Tragedi Jambo Keupok merupakan satu peristiwa yang menjadi sejarah pilu bagi Aceh, khususnya masyarakat di Aceh Selatan. Hingga saat ini, warga dan keluarga korban masih merasakan trauma mendalam terhadap peristiwa tersebut, karena mereka menyaksikan langsung bagaimana keluarganya disiksa, dibakar hidup-hidup dan dibunuh. Bahkan hingga saat ini, meski 20 tahun telah berlalu, namun bayang-bayang terhadap pembantaian tersebut masih terlintas seakan kejadian itu baru terjadi kemarin.

Memorialisasi Tragedi Jambo Keupok, Kecamatan Bakongan – Aceh Selatan

Bertahun-tahun masyarakat Aceh menunggu, menginginkan, bahkan mencari keadilan. Namun, peristiwa tersebut tampaknya telah dilupakan. Pemerintah terkesan tidak lagi menghiraukan. Barangkali, kasus ini dianggap merupakan kejahatan HAM di masa lalu sehingga tidak lagi penting untuk diproses.

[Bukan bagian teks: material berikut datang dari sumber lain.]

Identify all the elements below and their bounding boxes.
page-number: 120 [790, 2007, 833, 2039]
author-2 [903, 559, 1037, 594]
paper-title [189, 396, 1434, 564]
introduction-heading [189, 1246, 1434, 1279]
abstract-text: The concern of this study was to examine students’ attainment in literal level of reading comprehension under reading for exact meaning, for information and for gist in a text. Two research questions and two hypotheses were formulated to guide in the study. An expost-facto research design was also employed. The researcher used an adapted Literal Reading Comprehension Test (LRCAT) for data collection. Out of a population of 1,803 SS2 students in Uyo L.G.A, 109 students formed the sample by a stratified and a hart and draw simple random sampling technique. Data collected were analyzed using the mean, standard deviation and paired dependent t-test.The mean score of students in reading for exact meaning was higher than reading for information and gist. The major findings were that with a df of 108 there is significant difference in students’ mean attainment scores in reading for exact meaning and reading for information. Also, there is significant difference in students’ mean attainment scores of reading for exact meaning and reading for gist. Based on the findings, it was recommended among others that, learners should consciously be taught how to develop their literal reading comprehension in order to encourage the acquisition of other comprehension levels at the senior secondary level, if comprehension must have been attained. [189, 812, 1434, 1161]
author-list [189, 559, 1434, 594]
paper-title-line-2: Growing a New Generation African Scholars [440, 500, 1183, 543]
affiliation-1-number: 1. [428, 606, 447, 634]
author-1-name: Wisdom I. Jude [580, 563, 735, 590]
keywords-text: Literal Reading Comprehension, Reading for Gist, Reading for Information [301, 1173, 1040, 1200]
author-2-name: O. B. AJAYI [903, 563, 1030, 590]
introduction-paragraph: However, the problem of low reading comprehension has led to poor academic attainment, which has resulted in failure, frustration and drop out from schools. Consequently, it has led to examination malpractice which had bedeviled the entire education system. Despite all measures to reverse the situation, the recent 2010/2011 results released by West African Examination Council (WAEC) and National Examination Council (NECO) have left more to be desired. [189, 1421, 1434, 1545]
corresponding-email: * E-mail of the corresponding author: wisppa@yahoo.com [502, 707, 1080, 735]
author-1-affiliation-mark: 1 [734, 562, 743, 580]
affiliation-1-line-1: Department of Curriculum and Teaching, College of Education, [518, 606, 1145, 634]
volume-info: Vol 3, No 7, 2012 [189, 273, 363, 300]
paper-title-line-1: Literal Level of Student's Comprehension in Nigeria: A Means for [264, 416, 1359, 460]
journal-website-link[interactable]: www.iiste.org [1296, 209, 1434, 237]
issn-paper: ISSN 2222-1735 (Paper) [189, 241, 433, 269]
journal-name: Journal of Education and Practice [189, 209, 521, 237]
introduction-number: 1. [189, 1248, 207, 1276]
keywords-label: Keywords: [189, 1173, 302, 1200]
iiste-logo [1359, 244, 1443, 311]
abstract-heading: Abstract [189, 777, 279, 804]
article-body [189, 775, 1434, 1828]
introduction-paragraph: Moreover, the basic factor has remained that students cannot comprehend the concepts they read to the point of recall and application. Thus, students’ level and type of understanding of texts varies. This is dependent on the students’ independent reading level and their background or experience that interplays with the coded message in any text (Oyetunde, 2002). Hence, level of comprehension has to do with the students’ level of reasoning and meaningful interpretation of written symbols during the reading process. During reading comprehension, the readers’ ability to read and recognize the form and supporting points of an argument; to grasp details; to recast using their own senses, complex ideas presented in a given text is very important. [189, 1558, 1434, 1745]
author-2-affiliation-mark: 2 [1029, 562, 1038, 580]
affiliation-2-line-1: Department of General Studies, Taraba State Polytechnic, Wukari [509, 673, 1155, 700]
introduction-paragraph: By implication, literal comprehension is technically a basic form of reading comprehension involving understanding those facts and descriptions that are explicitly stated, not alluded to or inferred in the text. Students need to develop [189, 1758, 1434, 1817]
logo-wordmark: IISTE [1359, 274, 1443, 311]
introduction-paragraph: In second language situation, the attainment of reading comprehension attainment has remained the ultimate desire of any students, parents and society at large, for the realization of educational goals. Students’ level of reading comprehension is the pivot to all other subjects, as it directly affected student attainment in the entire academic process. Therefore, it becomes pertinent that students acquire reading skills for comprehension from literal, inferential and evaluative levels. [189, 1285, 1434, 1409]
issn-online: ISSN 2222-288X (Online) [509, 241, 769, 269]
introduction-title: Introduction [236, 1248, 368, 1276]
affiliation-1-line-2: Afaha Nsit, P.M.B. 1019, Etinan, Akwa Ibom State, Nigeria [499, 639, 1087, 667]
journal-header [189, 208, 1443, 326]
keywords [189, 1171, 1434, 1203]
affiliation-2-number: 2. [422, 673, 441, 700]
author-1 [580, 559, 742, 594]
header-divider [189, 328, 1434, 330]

Jika dilihat bukan hanya peraturan HAM di Indonesia saja yang dilanggar dalam tragedi tersebut, namun sudah mencakup ke dalam hukum humaniter maupun HAM Internasional. Dalam peraturan perang, diatur bahwa dalam peperangan tidak boleh menyiksa dan membunuh masyarakat sipil, anak-anak, bahkan pekerja medis.

Namun, yang dilakukan oleh aparat militer Indoensia pada saat itu sudah melampaui batas dan sudah mencakup HAM berat. Yang seharusnya dilakukan pemerintah setelah tragedi tersebut adalah mengusut tuntas dan menyeret para pelaku ke pengadilan. Negara juga harus meminta maaf dan bertanggung jawab atas peristiwa ini, sehingga dapat memberikan ketenangan terhadap guncangan jiwa korban pada saat mengingat hal yang tidak pernah dibayangkannya akan terjadi.

Mirisnya, yang dilakukan pemerintah malah sebaliknya membiarkan korban terpuruk dalam duka dan membebaskan pelaku tanpa bersalah. Hal ini yang membuat masyarakat Aceh semakin terpukul dimana tragedi tersebut dilupakan begitu saja tanpa adanya proses penindakan terhadap pelaku.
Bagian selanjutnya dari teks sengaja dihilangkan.